Il ne reste plus qu’au conseil d’administration de Paris La Défense qu’à valider cette décision, le 17 mai prochain dans le cadre d’une « stratégie de promotion du territoire du quatrième quartier d’affaires mondial », expliquent les deux parties. C’est une surprise. Depuis le lancement du projet, la désignation d’une entreprise à dimension internationale était attendue. In fine, c’est donc le nouvel établissement public industriel et commercial (EPIC) Paris La Défense, créé le 1er janvier en remplacement de l’établissement public d’aménagement de La Défense Seine-Arche (Epadesa) et de l’établissement public de gestion de La Défense (Defacto) qui sort du chapeau.

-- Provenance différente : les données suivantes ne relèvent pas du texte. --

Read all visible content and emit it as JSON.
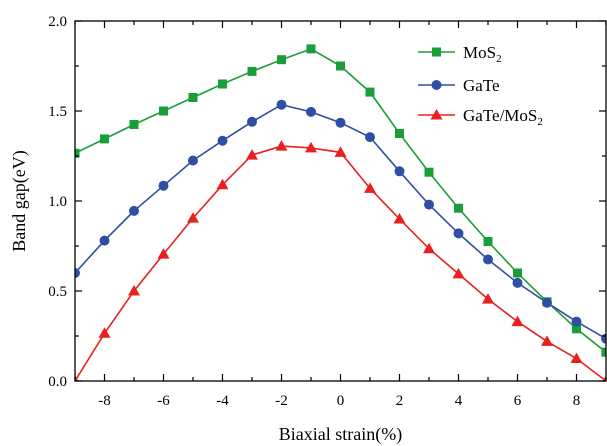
{
  "chart_data": {
    "type": "line",
    "title": "",
    "xlabel": "Biaxial strain(%)",
    "ylabel": "Band gap(eV)",
    "xlim": [
      -9,
      9
    ],
    "ylim": [
      0.0,
      2.0
    ],
    "x_ticks": [
      "-8",
      "-6",
      "-4",
      "-2",
      "0",
      "2",
      "4",
      "6",
      "8"
    ],
    "y_ticks": [
      "0.0",
      "0.5",
      "1.0",
      "1.5",
      "2.0"
    ],
    "grid": false,
    "legend_position": "top-right",
    "x": [
      -9,
      -8,
      -7,
      -6,
      -5,
      -4,
      -3,
      -2,
      -1,
      0,
      1,
      2,
      3,
      4,
      5,
      6,
      7,
      8,
      9
    ],
    "series": [
      {
        "name": "MoS",
        "name_subscript": "2",
        "color": "#1a9e3a",
        "marker": "square",
        "values": [
          1.265,
          1.345,
          1.425,
          1.5,
          1.575,
          1.65,
          1.72,
          1.785,
          1.845,
          1.75,
          1.605,
          1.375,
          1.16,
          0.96,
          0.775,
          0.6,
          0.44,
          0.29,
          0.16
        ]
      },
      {
        "name": "GaTe",
        "name_subscript": "",
        "color": "#2e4fa3",
        "marker": "circle",
        "values": [
          0.6,
          0.78,
          0.945,
          1.085,
          1.225,
          1.335,
          1.44,
          1.535,
          1.495,
          1.435,
          1.355,
          1.165,
          0.98,
          0.82,
          0.675,
          0.545,
          0.435,
          0.33,
          0.235
        ]
      },
      {
        "name": "GaTe/MoS",
        "name_subscript": "2",
        "color": "#e8201e",
        "marker": "triangle",
        "values": [
          0.0,
          0.265,
          0.5,
          0.705,
          0.905,
          1.09,
          1.255,
          1.305,
          1.295,
          1.27,
          1.07,
          0.9,
          0.735,
          0.595,
          0.455,
          0.33,
          0.22,
          0.125,
          0.0
        ]
      }
    ]
  }
}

Inaugurée le 16 octobre dernier, la U Arena de Nanterre a depuis accueilli trois concerts des Rolling Stones, la tournée de Stars 80, un show de moto-cross, un match de basket de Pro A entre Nanterre et Villeurbanne, et, côté rugby, un match international entre le XV de France et le Japon ainsi que sept rencontres du Racing 92.

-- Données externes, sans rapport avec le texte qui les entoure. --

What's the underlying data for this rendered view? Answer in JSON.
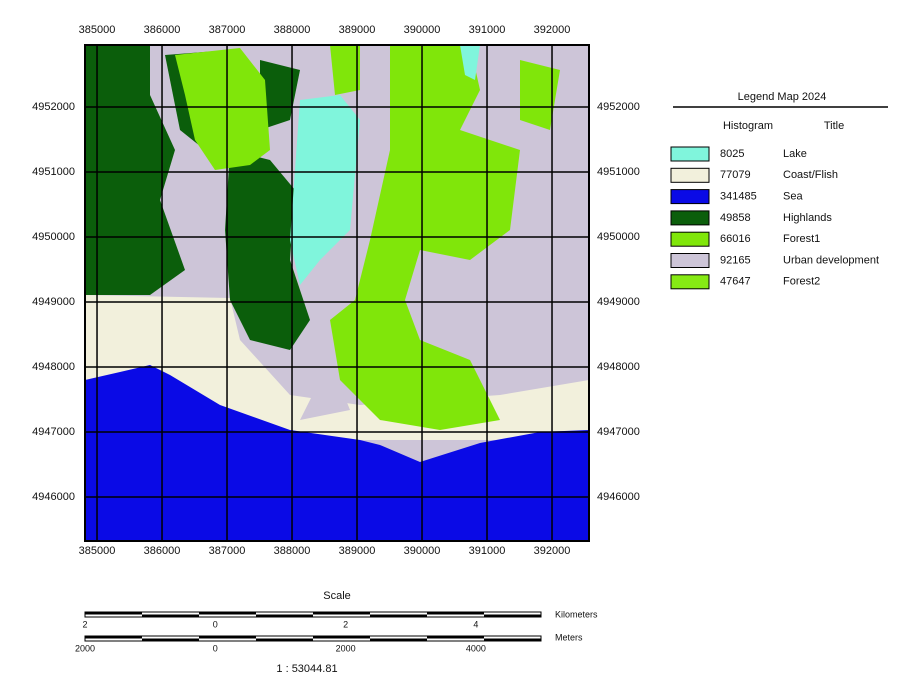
{
  "map": {
    "xlim": [
      384815,
      392569
    ],
    "ylim": [
      4945323,
      4952954
    ],
    "xticks": [
      385000,
      386000,
      387000,
      388000,
      389000,
      390000,
      391000,
      392000
    ],
    "yticks": [
      4952000,
      4951000,
      4950000,
      4949000,
      4948000,
      4947000,
      4946000
    ]
  },
  "legend": {
    "title": "Legend Map 2024",
    "headers": [
      "Histogram",
      "Title"
    ],
    "entries": [
      {
        "color": "#80f5dc",
        "count": 8025,
        "title": "Lake"
      },
      {
        "color": "#f2f0dc",
        "count": 77079,
        "title": "Coast/Flish"
      },
      {
        "color": "#0a0ae6",
        "count": 341485,
        "title": "Sea"
      },
      {
        "color": "#0b5e0b",
        "count": 49858,
        "title": "Highlands"
      },
      {
        "color": "#80e60a",
        "count": 66016,
        "title": "Forest1"
      },
      {
        "color": "#cdc5d8",
        "count": 92165,
        "title": "Urban development"
      },
      {
        "color": "#86ea14",
        "count": 47647,
        "title": "Forest2"
      }
    ]
  },
  "scale": {
    "title": "Scale",
    "km_unit": "Kilometers",
    "km_labels": [
      2,
      0,
      2,
      4
    ],
    "m_unit": "Meters",
    "m_labels": [
      2000,
      0,
      2000,
      4000
    ],
    "ratio": "1 : 53044.81"
  }
}
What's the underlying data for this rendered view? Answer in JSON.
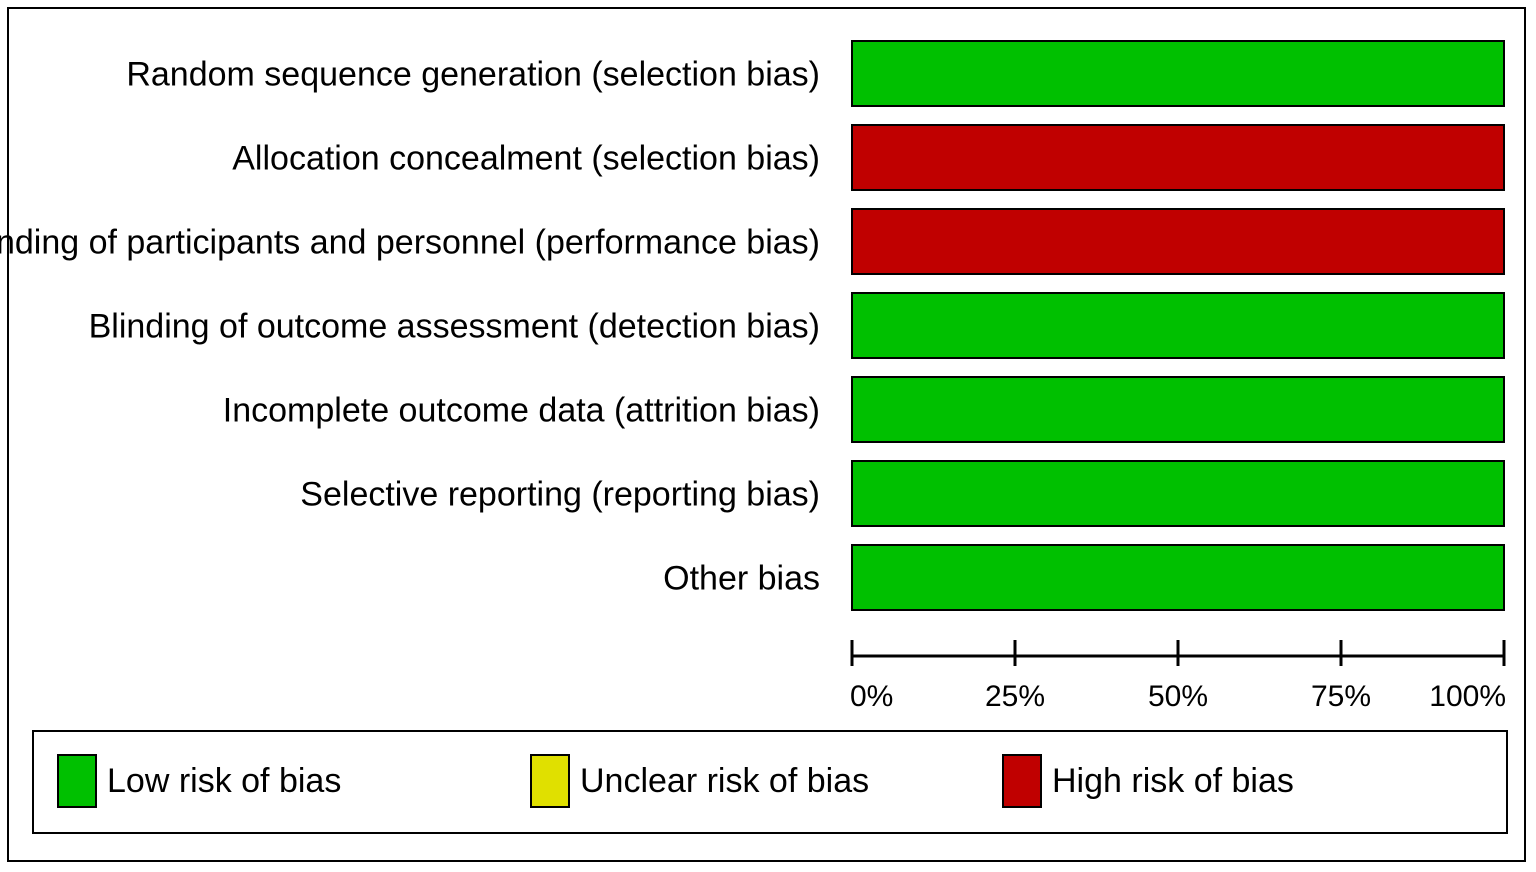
{
  "chart_data": {
    "type": "bar",
    "orientation": "horizontal",
    "stacked": true,
    "categories": [
      "Random sequence generation (selection bias)",
      "Allocation concealment (selection bias)",
      "Blinding of participants and personnel (performance bias)",
      "Blinding of outcome assessment (detection bias)",
      "Incomplete outcome data (attrition bias)",
      "Selective reporting (reporting bias)",
      "Other bias"
    ],
    "series": [
      {
        "name": "Low risk of bias",
        "color": "#00c000",
        "values": [
          100,
          0,
          0,
          100,
          100,
          100,
          100
        ]
      },
      {
        "name": "Unclear risk of bias",
        "color": "#e0e000",
        "values": [
          0,
          0,
          0,
          0,
          0,
          0,
          0
        ]
      },
      {
        "name": "High risk of bias",
        "color": "#c00000",
        "values": [
          0,
          100,
          100,
          0,
          0,
          0,
          0
        ]
      }
    ],
    "xlim": [
      0,
      100
    ],
    "xticks": [
      0,
      25,
      50,
      75,
      100
    ],
    "xtick_labels": [
      "0%",
      "25%",
      "50%",
      "75%",
      "100%"
    ],
    "title": "",
    "xlabel": "",
    "ylabel": "",
    "grid": false,
    "legend_position": "bottom"
  },
  "legend": {
    "low": {
      "label": "Low risk of bias",
      "color": "#00c000"
    },
    "unclear": {
      "label": "Unclear risk of bias",
      "color": "#e0e000"
    },
    "high": {
      "label": "High risk of bias",
      "color": "#c00000"
    }
  }
}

Pour mémoire, Jacky Lorenzetti, propriétaire du Racing 92 et promoteur de la U Arena, avait mis la barre à 8,5 M€ pour les candidats au naming. Aucun montant ce futur naming n’a pour l’instant était confirmé. L’accord porterait sur une durée de dix ans. D’après Les Echos, son coût annuel serait de 3 millions d’euros, auquel s’ajouterait une part variable liée aux résultats tant en termes de fréquentation que de notoriété de l’équipement.

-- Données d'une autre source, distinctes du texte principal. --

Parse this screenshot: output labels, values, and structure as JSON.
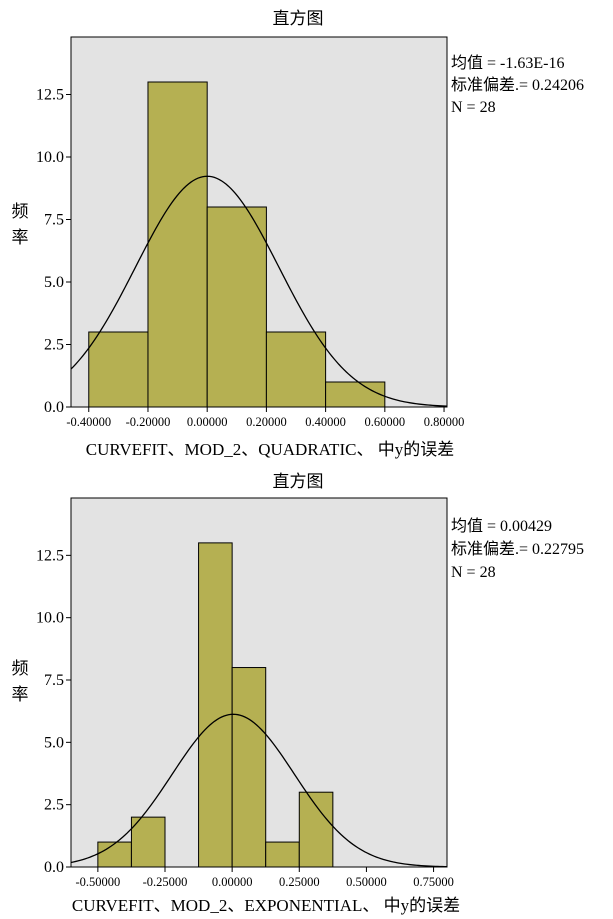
{
  "chart_data": [
    {
      "type": "bar",
      "subtype": "histogram-with-normal-curve",
      "title": "直方图",
      "xlabel": "CURVEFIT、MOD_2、QUADRATIC、 中y的误差",
      "ylabel": "频率",
      "ylim": [
        0,
        14.8
      ],
      "xlim": [
        -0.46,
        0.81
      ],
      "yticks": [
        "0.0",
        "2.5",
        "5.0",
        "7.5",
        "10.0",
        "12.5"
      ],
      "xticks": [
        "-0.40000",
        "-0.20000",
        "0.00000",
        "0.20000",
        "0.40000",
        "0.60000",
        "0.80000"
      ],
      "bins": [
        {
          "start": -0.4,
          "end": -0.2,
          "count": 3
        },
        {
          "start": -0.2,
          "end": 0.0,
          "count": 13
        },
        {
          "start": 0.0,
          "end": 0.2,
          "count": 8
        },
        {
          "start": 0.2,
          "end": 0.4,
          "count": 3
        },
        {
          "start": 0.4,
          "end": 0.6,
          "count": 1
        }
      ],
      "bin_width": 0.2,
      "curve": {
        "mean": 0.0,
        "sd": 0.24206,
        "n": 28
      },
      "stats": [
        "均值 = -1.63E-16",
        "标准偏差.= 0.24206",
        "N = 28"
      ],
      "colors": {
        "bar": "#b5b052",
        "background": "#e3e3e3"
      }
    },
    {
      "type": "bar",
      "subtype": "histogram-with-normal-curve",
      "title": "直方图",
      "xlabel": "CURVEFIT、MOD_2、EXPONENTIAL、 中y的误差",
      "ylabel": "频率",
      "ylim": [
        0,
        14.8
      ],
      "xlim": [
        -0.6,
        0.8
      ],
      "yticks": [
        "0.0",
        "2.5",
        "5.0",
        "7.5",
        "10.0",
        "12.5"
      ],
      "xticks": [
        "-0.50000",
        "-0.25000",
        "0.00000",
        "0.25000",
        "0.50000",
        "0.75000"
      ],
      "bins": [
        {
          "start": -0.5,
          "end": -0.375,
          "count": 1
        },
        {
          "start": -0.375,
          "end": -0.25,
          "count": 2
        },
        {
          "start": -0.125,
          "end": 0.0,
          "count": 13
        },
        {
          "start": 0.0,
          "end": 0.125,
          "count": 8
        },
        {
          "start": 0.125,
          "end": 0.25,
          "count": 1
        },
        {
          "start": 0.25,
          "end": 0.375,
          "count": 3
        }
      ],
      "bin_width": 0.125,
      "curve": {
        "mean": 0.00429,
        "sd": 0.22795,
        "n": 28
      },
      "stats": [
        "均值 = 0.00429",
        "标准偏差.= 0.22795",
        "N = 28"
      ],
      "colors": {
        "bar": "#b5b052",
        "background": "#e3e3e3"
      }
    }
  ]
}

Ce n’est pas la première fois qu’un organisme public vient soutenir l’équipement. La salle ultra-moderne de 30.000 places (en configuration rugby) fait partie d’un ensemble immobilier. L’équipement a bénéficié du soutien du Conseil départemental des Hauts-de-Seine, lequel a investi 167 M€ afin d’acquérir 31.000 mètres carrés de bureaux attenants à l’édifice, afin d’y regrouper une partie de ses agents. Pour le reste, le holding Ovalto de Jacky Lorenzetti, qui porte le financement, a engagé 92 M€ de capitaux tout en s’endettant pour un montant équivalent.